The number of positive integer $a,b,c$ satisfying $$a^{b^c}b^{c^a}c^{a^b}=5abc$$ is __
$$a^{b^{c}-1}b^{c^{a}-1}c^{a^{b}-1}=5$$ Since five is prime number so the possible value$a^{b^{c}-1},b^{c^{a}-1},c^{a^{b}-1}$ become $1,1,5$ or $1,5,1$ or $5,1,1$.
Now,I am only solving for $1,1,5$ $$a^{b^{c}-1}=1\qquad b^{c^{a}-1}=1 \qquad c^{a^{b}-1}=5 $$ Now solving these will be yield me satisfying integers.
I just want to know, is there any other formal way to do so?
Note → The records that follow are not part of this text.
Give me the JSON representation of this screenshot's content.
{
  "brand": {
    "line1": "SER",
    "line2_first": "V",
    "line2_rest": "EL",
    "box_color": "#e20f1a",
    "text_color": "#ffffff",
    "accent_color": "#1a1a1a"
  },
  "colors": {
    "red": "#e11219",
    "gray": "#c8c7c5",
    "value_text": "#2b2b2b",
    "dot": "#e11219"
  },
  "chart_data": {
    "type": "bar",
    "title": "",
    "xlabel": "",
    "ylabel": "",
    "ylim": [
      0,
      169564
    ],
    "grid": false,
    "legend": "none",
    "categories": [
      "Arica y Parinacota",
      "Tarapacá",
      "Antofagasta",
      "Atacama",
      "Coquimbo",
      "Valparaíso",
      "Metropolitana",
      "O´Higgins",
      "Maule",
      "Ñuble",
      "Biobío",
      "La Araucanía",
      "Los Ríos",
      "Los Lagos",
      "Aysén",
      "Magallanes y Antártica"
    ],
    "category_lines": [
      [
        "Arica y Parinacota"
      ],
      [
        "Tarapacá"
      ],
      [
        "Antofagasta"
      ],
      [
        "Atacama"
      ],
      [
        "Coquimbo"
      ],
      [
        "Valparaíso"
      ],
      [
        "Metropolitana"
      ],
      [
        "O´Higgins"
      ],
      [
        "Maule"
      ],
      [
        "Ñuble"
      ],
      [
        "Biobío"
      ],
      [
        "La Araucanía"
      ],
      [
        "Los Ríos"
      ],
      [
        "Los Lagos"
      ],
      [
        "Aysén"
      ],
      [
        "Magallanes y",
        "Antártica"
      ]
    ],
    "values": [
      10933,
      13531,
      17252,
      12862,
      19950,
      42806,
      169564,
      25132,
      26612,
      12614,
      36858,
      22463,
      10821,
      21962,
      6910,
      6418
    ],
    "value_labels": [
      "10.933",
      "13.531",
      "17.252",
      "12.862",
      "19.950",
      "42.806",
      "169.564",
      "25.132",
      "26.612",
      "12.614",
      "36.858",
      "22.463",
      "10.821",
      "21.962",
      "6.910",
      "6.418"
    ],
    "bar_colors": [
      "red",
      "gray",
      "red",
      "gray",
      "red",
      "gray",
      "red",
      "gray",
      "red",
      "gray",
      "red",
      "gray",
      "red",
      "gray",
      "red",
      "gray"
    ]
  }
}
Above work is just for that I have tried the question.
If $a,b,c\geq2$, then $a^{b^c} \geq a^4 \geq 8a$, $b^{c^a} \geq b^4 \geq 8b$, $c^{a^b} \geq c^4 \geq 8c$, so $$a^{b^c}b^{c^a}c^{a^b} \geq 512abc > 5abc$$
So $a=1$, $b=1$, or $c=1$. You can handle these cases easily.
I'll just do $c=1$ (rest goes similarily), which gives: $a^bb=5ab$, so $a^b=5a$, which means that $a=5$ and $b=2$.
Your work is fine, by the way.